Kordian: Our users have always been the same, people working with machines, fixing, maintaining, and commissioning them. But the way we support them has evolved. We started with AR glasses, but it wasn’t practical and we found that people didn’t want to wear tech all day. What we learned in the field was that the real challenge wasn’t the interface. It was the expert, the “Walter” in every company, who had all the knowledge and was constantly interrupted, always in demand. We built our platform to digitize Walter and to capture and share that expertise so it doesn’t get lost.
Michael: The challenge is twofold. Fewer young people are entering these technical jobs, and those who do often don’t stay long enough to become experts. Baby boomers stayed 30 years; today it’s 3–5 years. So how do you transfer that deep, intuitive knowledge quickly? That’s what we’re solving and making it possible to retain and pass on what matters, without relying on tribal memory.

Culture Inside Rimon
Giroux: How are you thinking about these same generational and workforce dynamics inside Rimon? What kind of culture are you building?
Kordian: We use our own product internally. If someone fixes something, we say, “Great, now record it.” It’s about making knowledge accessible across the team, not siloed. That creates independence and resilience. We’ve seen it play out, when someone’s sick or on vacation, their knowledge is still there, available.
Michael: It also changes the meaning of knowledge. It’s no longer “mine.” It becomes “ours.” That mindset of co-creation, of shared responsibility and shared growth, that’s what we’re trying to build.

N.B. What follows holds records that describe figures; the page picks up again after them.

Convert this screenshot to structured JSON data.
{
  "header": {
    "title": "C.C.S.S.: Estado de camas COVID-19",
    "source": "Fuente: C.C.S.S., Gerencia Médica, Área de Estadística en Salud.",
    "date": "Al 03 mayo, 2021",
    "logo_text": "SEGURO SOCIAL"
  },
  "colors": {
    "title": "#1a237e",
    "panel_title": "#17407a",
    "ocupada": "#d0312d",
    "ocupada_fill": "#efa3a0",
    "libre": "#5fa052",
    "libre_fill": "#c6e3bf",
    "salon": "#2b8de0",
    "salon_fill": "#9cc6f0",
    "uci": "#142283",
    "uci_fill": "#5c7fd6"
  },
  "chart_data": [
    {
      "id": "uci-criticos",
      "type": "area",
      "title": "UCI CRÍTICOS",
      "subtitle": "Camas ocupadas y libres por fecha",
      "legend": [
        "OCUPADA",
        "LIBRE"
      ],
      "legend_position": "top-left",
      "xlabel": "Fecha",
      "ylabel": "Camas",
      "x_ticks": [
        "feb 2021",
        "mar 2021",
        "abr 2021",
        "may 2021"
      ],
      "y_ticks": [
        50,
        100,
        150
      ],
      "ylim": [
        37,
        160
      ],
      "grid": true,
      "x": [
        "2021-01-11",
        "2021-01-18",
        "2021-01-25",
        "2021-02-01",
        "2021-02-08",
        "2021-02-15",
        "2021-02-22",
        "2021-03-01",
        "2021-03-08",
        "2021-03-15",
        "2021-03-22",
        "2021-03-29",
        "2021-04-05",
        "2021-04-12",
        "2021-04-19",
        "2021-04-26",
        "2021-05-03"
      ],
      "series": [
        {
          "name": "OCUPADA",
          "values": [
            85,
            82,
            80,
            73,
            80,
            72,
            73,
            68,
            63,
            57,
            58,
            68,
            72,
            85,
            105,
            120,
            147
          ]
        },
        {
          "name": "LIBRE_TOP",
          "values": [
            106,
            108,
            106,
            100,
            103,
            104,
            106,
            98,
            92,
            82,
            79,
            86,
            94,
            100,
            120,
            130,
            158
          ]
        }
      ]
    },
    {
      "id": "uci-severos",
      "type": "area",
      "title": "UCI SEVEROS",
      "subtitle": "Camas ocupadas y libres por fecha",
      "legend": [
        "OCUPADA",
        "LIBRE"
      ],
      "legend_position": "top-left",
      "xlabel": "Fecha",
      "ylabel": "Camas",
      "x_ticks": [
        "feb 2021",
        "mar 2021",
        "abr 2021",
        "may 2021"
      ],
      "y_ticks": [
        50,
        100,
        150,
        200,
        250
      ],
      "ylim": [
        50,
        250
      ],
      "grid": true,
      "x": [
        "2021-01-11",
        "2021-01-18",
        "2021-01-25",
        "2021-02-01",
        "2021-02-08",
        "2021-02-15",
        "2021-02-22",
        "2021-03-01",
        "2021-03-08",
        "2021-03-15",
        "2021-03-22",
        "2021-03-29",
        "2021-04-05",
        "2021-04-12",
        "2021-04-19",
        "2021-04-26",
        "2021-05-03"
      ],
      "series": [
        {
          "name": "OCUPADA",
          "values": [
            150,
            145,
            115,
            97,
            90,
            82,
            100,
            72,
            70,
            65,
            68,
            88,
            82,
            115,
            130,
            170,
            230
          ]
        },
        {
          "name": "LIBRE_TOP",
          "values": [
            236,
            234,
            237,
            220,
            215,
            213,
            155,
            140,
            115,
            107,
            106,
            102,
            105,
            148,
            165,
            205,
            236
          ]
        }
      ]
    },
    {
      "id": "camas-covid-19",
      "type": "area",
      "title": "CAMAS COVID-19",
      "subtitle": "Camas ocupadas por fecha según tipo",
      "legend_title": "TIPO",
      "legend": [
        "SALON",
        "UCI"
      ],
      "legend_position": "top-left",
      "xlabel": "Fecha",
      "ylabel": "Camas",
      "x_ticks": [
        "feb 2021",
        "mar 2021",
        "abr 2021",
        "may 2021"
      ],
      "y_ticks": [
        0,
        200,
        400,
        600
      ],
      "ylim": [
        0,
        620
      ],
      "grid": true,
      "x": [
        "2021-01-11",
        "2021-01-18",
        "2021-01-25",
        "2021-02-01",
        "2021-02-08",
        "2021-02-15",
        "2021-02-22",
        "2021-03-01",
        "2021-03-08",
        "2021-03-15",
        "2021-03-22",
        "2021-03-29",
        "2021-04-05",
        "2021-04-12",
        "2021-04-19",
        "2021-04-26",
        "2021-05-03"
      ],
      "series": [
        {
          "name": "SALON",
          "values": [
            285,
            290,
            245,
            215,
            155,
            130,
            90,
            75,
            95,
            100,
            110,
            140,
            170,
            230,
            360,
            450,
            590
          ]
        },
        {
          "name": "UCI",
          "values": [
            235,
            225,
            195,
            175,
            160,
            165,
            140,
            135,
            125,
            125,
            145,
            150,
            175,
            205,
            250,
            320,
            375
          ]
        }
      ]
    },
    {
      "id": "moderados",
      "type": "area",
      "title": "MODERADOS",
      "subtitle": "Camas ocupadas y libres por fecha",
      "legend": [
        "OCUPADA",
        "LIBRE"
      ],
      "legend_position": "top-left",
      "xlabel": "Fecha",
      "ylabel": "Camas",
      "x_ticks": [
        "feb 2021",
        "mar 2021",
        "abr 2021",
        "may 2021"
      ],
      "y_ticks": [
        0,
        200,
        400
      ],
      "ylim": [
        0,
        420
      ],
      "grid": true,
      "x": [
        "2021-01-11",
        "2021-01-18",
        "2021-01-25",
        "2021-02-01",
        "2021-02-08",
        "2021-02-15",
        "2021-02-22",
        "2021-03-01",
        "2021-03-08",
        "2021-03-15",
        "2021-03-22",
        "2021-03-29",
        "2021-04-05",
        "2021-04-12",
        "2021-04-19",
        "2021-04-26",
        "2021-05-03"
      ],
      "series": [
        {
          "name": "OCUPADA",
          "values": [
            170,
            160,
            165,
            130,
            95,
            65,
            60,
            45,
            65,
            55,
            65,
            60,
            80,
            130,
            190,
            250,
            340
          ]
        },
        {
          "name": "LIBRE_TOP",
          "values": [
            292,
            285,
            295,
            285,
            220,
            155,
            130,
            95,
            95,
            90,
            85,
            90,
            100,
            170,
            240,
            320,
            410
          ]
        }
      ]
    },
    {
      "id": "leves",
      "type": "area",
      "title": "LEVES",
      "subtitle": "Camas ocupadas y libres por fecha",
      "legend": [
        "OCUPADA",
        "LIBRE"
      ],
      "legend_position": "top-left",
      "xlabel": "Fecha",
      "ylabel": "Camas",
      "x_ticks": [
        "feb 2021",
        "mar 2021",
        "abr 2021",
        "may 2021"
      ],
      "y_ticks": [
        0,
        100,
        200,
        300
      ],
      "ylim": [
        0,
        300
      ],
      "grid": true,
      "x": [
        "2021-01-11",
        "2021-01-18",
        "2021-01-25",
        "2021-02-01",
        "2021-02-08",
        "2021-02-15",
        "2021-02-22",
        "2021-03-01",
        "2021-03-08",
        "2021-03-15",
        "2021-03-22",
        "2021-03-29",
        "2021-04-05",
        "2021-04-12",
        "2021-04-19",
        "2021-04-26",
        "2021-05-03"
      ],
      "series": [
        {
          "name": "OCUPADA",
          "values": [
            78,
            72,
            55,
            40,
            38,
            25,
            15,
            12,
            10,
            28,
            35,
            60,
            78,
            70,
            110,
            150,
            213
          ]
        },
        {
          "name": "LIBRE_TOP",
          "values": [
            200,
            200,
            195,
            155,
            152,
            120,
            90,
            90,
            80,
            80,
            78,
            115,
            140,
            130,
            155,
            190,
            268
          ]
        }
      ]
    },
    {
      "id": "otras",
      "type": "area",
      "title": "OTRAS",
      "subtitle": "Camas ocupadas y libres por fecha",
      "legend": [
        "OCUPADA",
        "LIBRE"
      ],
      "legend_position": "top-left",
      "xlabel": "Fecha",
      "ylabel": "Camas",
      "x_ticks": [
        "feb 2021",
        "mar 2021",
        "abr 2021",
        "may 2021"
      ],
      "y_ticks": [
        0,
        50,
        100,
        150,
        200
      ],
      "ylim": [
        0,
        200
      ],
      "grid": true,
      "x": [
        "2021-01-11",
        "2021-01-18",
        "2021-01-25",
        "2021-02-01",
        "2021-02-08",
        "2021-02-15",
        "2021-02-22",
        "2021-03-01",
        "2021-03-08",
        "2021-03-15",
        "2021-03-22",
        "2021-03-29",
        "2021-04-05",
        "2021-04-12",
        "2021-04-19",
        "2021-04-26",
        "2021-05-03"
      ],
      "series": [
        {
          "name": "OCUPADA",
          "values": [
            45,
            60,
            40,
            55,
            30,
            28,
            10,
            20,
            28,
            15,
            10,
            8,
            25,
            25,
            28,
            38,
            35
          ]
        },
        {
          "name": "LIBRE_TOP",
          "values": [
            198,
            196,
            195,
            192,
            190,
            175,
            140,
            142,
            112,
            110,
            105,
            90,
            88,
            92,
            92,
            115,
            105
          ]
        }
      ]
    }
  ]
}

Building Bridges Between Ecosystems
Giroux: Do you see a model for how ETH – and Swiss innovation more broadly – can better connect with ecosystems like the one emerging in Detroit and the Great Lakes region?
Michael: Honestly, I’d love to see more structure there. Right now, so much depends on personal connections. It would help to have clearer pathways like more clearly defined resources, soft-landing programs, industry introductions, etc. There’s huge potential, but we need to make it more intentional.
Kordian: ETH has a big mechanical engineering base. The Great Lakes region is full of companies that need and have that expertise. But no one talks about it. Everyone’s still focused on Silicon Valley. We should be sending founders to Detroit for two or three months to explore the ecosystem. That’s how you build real bridges.

The Long View
Giroux: Looking ahead five or ten years, what do you hope people will say about Rimon, not just in terms of success, but in how it helped reshape how we work and share knowledge?
Michael: That we helped companies stay competitive in a shifting world. That we empowered people, preserved expert knowledge, and gave companies a way to evolve without losing their edge.
Kordian: That we made knowledge alive. That we helped make companies wiser, where knowledge isn’t static or siloed, but shared and valuable. Where someone new can join and do meaningful work, fast.
Closing
As someone shaped by both Zurich’s precision and Detroit’s momentum, I believe the future of innovation depends on building bridges – between ideas and impact, institutions and industries, cities and the world. Rimon’s journey is a reminder that bold thinking can travel… and that the future of work may very well be written in the collaboration between places like ETH and the Great Lakes. Even their name – Rimon, Hebrew for pomegranate – reflects a belief in abundance, in seeds of knowledge coming together to form something whole. The question isn’t just where ideas begin. It’s where we choose to take them.